There are some demonstrated ways to go about getting mission-critical insights from CX. Of course, every agency will have different requirements, depending on its level of funding, its function, its history, and where it falls on the retail to regulator spectrum. In general, however, CX work involves three steps:
Mapping. Gather information on how citizens interact with your agency. Mapping is all about taking the word “experience” seriously, and making it easy for people to give you information. Mapping should be both granular—capturing every aspect of the user’s experience in a single moment—and extensive, from the moment a user first engages to the moment she disengages. For some federal agencies, the map of a user’s experience can extend over an entire lifetime; other experiences are more ephemeral. No matter the duration, a user’s experiences constitute a journey, not just a linear progression from input A to output B. With every user, the map evolves.
Measuring. Assess and analyze the information gathered in the process of mapping, and use other data to figure out the stories it has to tell. Measuring is not merely a matter of asking your customers to fill out a scorecard, though quick surveys, done right at the moment of customer contact, are especially effective in getting a sense of what’s working and what’s not.

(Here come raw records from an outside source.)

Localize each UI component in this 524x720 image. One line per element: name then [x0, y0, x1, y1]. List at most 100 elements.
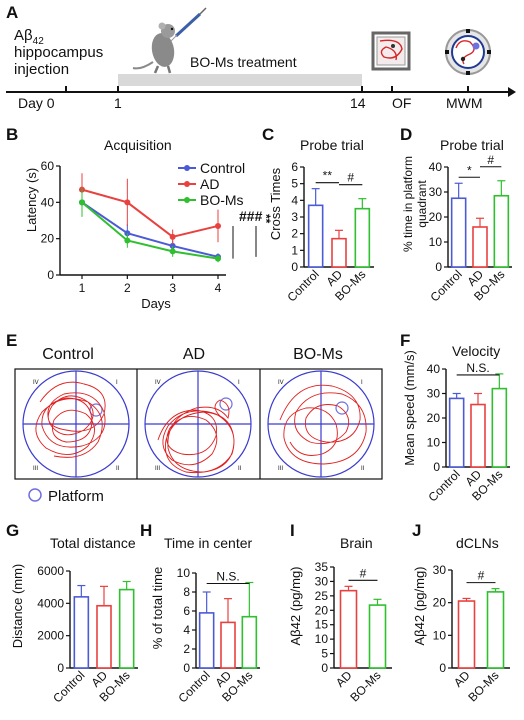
significance-label: * [467, 163, 472, 177]
y-tick-label: 6 [183, 604, 190, 618]
group-label-ad: AD [183, 346, 205, 363]
chart-probe-quadrant: D Probe trial % time in platform quadran… [400, 125, 512, 304]
bar [96, 604, 112, 669]
quadrant-iv-label: IV [155, 380, 161, 386]
x-tick-label: Control [428, 267, 465, 304]
y-tick-label: 2 [291, 227, 298, 241]
series-line [81, 201, 219, 258]
quadrant-i-label: I [116, 380, 118, 386]
timeline-arrowhead [508, 87, 516, 97]
y-tick-label: 0 [291, 260, 298, 274]
chart-title: Brain [340, 535, 373, 551]
y-tick-label: 40 [41, 195, 55, 209]
panel-label-e: E [6, 331, 17, 350]
tick-day14: 14 [350, 95, 366, 111]
y-tick-label: 6000 [37, 564, 64, 578]
quadrant-iii-label: III [33, 466, 38, 472]
y-tick-label: 40 [429, 160, 443, 174]
swim-path [157, 399, 235, 474]
y-tick-label: 4 [183, 623, 190, 637]
mouse-syringe-icon [132, 7, 207, 74]
open-field-icon [371, 31, 411, 71]
panel-label-b: B [6, 125, 18, 144]
y-axis-label-line1: % time in platform [401, 156, 415, 252]
legend-marker [184, 181, 190, 187]
panel-label-j: J [412, 521, 421, 540]
y-tick-label: 30 [427, 387, 441, 401]
y-tick-label: 10 [427, 436, 441, 450]
quadrant-iv-label: IV [278, 380, 284, 386]
panel-label-f: F [400, 331, 410, 350]
legend-marker [184, 165, 190, 171]
bar [457, 600, 476, 669]
y-axis-label: Latency (s) [24, 168, 39, 232]
quadrant-iv-label: IV [33, 380, 39, 386]
series-line [81, 201, 219, 260]
x-tick-label: BO-Ms [465, 668, 501, 704]
data-point [215, 255, 221, 262]
platform-legend-icon [28, 488, 42, 502]
quadrant-ii-label: II [361, 466, 365, 472]
y-tick-label: 3 [291, 210, 298, 224]
x-tick-label: Control [426, 467, 463, 504]
y-axis-label: Distance (mm) [10, 564, 25, 649]
bar [307, 204, 324, 268]
y-tick-label: 0 [433, 460, 440, 474]
y-tick-label: 40 [427, 362, 441, 376]
panel-label-c: C [262, 125, 274, 144]
legend-label: AD [200, 176, 219, 192]
panel-label-h: H [140, 521, 152, 540]
platform-marker [219, 397, 233, 411]
y-tick-label: 30 [429, 185, 443, 199]
injection-label-line3: injection [14, 61, 69, 78]
y-tick-label: 35 [315, 560, 329, 574]
quadrant-iii-label: III [278, 466, 283, 472]
bar [493, 194, 510, 268]
y-tick-label: 5 [321, 647, 328, 661]
legend-label: Control [200, 160, 245, 176]
quadrant-ii-label: II [238, 466, 242, 472]
y-tick-label: 5 [291, 177, 298, 191]
group-label-control: Control [42, 346, 94, 363]
significance-label: ** [323, 169, 333, 183]
x-tick-label: Control [176, 668, 213, 705]
pool-control: IV I III II [22, 370, 130, 478]
chart-time-in-center: H Time in center % of total time 0 2 4 6 8 10… [140, 521, 260, 705]
treatment-bar [118, 74, 362, 86]
significance-label: # [487, 153, 494, 167]
y-tick-label: 2 [183, 642, 190, 656]
platform-marker [335, 401, 349, 415]
y-tick-label: 4 [291, 193, 298, 207]
y-tick-label: 0 [439, 661, 446, 675]
chart-title: Total distance [50, 535, 136, 551]
x-tick-label: AD [333, 668, 355, 690]
treatment-label: BO-Ms treatment [190, 54, 297, 70]
panel-label-a: A [6, 3, 18, 22]
injection-label-line1: Aβ42 [14, 27, 44, 47]
y-tick-label: 0 [47, 268, 54, 282]
y-tick-label: 15 [315, 618, 329, 632]
y-tick-label: 10 [433, 628, 447, 642]
y-tick-label: 0 [321, 661, 328, 675]
series-line [81, 188, 219, 238]
x-tick-label: Control [285, 267, 322, 304]
y-tick-label: 25 [315, 589, 329, 603]
x-tick-label: 2 [124, 281, 131, 295]
injection-label-line2: hippocampus [14, 44, 103, 61]
bar [331, 237, 347, 268]
y-tick-label: 20 [429, 210, 443, 224]
tick-day0: Day 0 [18, 95, 55, 111]
y-tick-label: 8 [183, 585, 190, 599]
chart-title: Velocity [452, 343, 500, 359]
panel-a-timeline: A Aβ42 hippocampus injection BO-Ms treat… [6, 3, 516, 111]
tick-of: OF [392, 95, 411, 111]
data-point [124, 199, 131, 206]
tick-mwm: MWM [446, 95, 483, 111]
legend-label: BO-Ms [200, 192, 244, 208]
y-tick-label: 10 [429, 235, 443, 249]
significance-label: # [360, 566, 367, 580]
panel-label-i: I [290, 521, 295, 540]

Car rental agencies have done a particularly good job of this. Many now measure on the spot with a quick survey, delivered to your phone before you get to the airport gate, and open a dialogue: if things have not gone as well as they should, there is an employee who is equipped to deal with the issue.
They are not just tallying scores. They are making data actionable. That involves measuring to assess interaction at every organizational touchpoint: from technology to processes and people. Ultimately, measuring is about learning how to work effectively, together, inside your agency and with the customer.
Mindset. Making data actionable is critical. To be able to succeed, you need to turn what you learn into principled action. That comes down to mindset. Think of the way coffee shops set up retail locations and equip employees with the mindset to make customers happy, no matter how specialized the customer’s needs may turn out to be.
It’s impossible to prescribe a solution for every coffee order, or for every potential issue that might arise in the course of a user’s experience. But you can set some basic principles that will define success. Then, to help your people succeed, put new information, tools, and resources into their hands. That is the most effective way to empower them to work with users and with each other to address issues as they emerge and, where possible, make fixes on the fly.
Technology can facilitate this process, but mindset is really about giving the right people within your agency the resources they need to intervene and improve the user experience.
Working through this mapping-measuring-mindset cycle once will help make it easier—and necessary—to work through it again. The aim is to keep getting the information you want, and need, from your users, and to initiate a virtuous cycle of iterative improvement.
People with the right mindset will help fill in detail on the user experience map, for example, and that will in turn help you measure how effective your work to date has been; from there you can rejigger processes and outfit your team with what they need to improve.
This virtuous cycle of iterative improvement is really what customer experience should come down to. Don’t think of experience as what those who interact with your agency are undergoing; it’s also and most importantly about what you are undertaking, the goals you want to pursue and achieve. Dedicate your organization to this kind of CX project, and you’ve committed to getting the information you need to achieve the outcomes you want: whether that’s streamlining operations, reducing costs, or making sure your people share your mission and are equipped and ready to realize it.